My song is entitled Waiting and being that it feels like I have been waiting forever to launch this project, I think it is a fitting title for the first Encounter that I will share. If you like reading, I invite you to read the narrative that follows, but if not, I hope you enjoy our first official Encounter! Hopefully this will be the start of many more to come from myself and all of you! :)
Have you ever felt like you’ve been forced into a mold where not all of you fits?
Regardless of whether you are a proud self-proclaimed outsider or someone who doesn’t like to go against the grain, I wonder to what extent we all become compartmentalized by Society; being bounded and defined primarily by our occupation, education, ethnicity, and appearance.

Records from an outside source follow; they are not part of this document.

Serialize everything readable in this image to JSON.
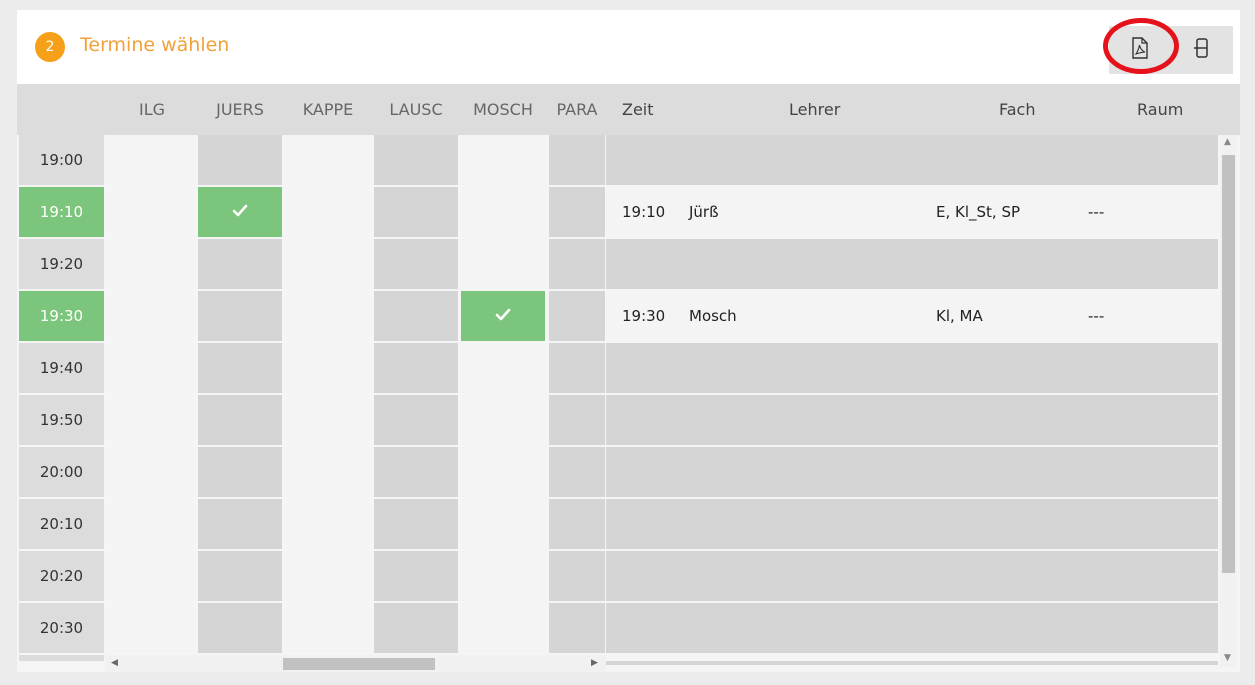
{
  "header": {
    "step_number": "2",
    "title": "Termine wählen",
    "pdf_icon": "pdf-file-icon",
    "layout_icon": "split-layout-icon"
  },
  "teacher_columns": [
    "ILG",
    "JUERS",
    "KAPPE",
    "LAUSC",
    "MOSCH",
    "PARA"
  ],
  "time_slots": [
    "19:00",
    "19:10",
    "19:20",
    "19:30",
    "19:40",
    "19:50",
    "20:00",
    "20:10",
    "20:20",
    "20:30"
  ],
  "selected_times": [
    "19:10",
    "19:30"
  ],
  "bookings": [
    {
      "time": "19:10",
      "teacher_column": "JUERS"
    },
    {
      "time": "19:30",
      "teacher_column": "MOSCH"
    }
  ],
  "appointments_table": {
    "headers": {
      "zeit": "Zeit",
      "lehrer": "Lehrer",
      "fach": "Fach",
      "raum": "Raum"
    },
    "rows": [
      {
        "zeit": "",
        "lehrer": "",
        "fach": "",
        "raum": ""
      },
      {
        "zeit": "19:10",
        "lehrer": "Jürß",
        "fach": "E, Kl_St, SP",
        "raum": "---"
      },
      {
        "zeit": "",
        "lehrer": "",
        "fach": "",
        "raum": ""
      },
      {
        "zeit": "19:30",
        "lehrer": "Mosch",
        "fach": "Kl, MA",
        "raum": "---"
      },
      {
        "zeit": "",
        "lehrer": "",
        "fach": "",
        "raum": ""
      },
      {
        "zeit": "",
        "lehrer": "",
        "fach": "",
        "raum": ""
      },
      {
        "zeit": "",
        "lehrer": "",
        "fach": "",
        "raum": ""
      },
      {
        "zeit": "",
        "lehrer": "",
        "fach": "",
        "raum": ""
      },
      {
        "zeit": "",
        "lehrer": "",
        "fach": "",
        "raum": ""
      },
      {
        "zeit": "",
        "lehrer": "",
        "fach": "",
        "raum": ""
      }
    ]
  },
  "colors": {
    "accent": "#f6a01a",
    "selected_green": "#7cc57c",
    "highlight_ring": "#e5121b"
  }
}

In our day to day, we are often referred to by our job: we are the engineer, the teacher, the nurse, the construction worker, the actress, and in the eyes of Society, it seems that defines 90% of what we know about you and who we think you are.
This concept of Society’s mold never sat well with me and for the longest time I struggled with the decision of which mold I would choose to fall into and which character in Society I would choose to play: The Artist or The Engineer?
When I was 18 and starting down my path to a professional career, this question stared me down like a forked road – the arts and engineering were opposing directions and I could only choose one. Little did I know at the time that my future Encounters with the different characters of life would reveal that this was never actually a choice to be made, that the dichotomy that exists within all of us can harmoniously co-exist as long as we are willing to redefine the mold that confines who we really are.
And so with this prelude, I now set the stage for Encounters.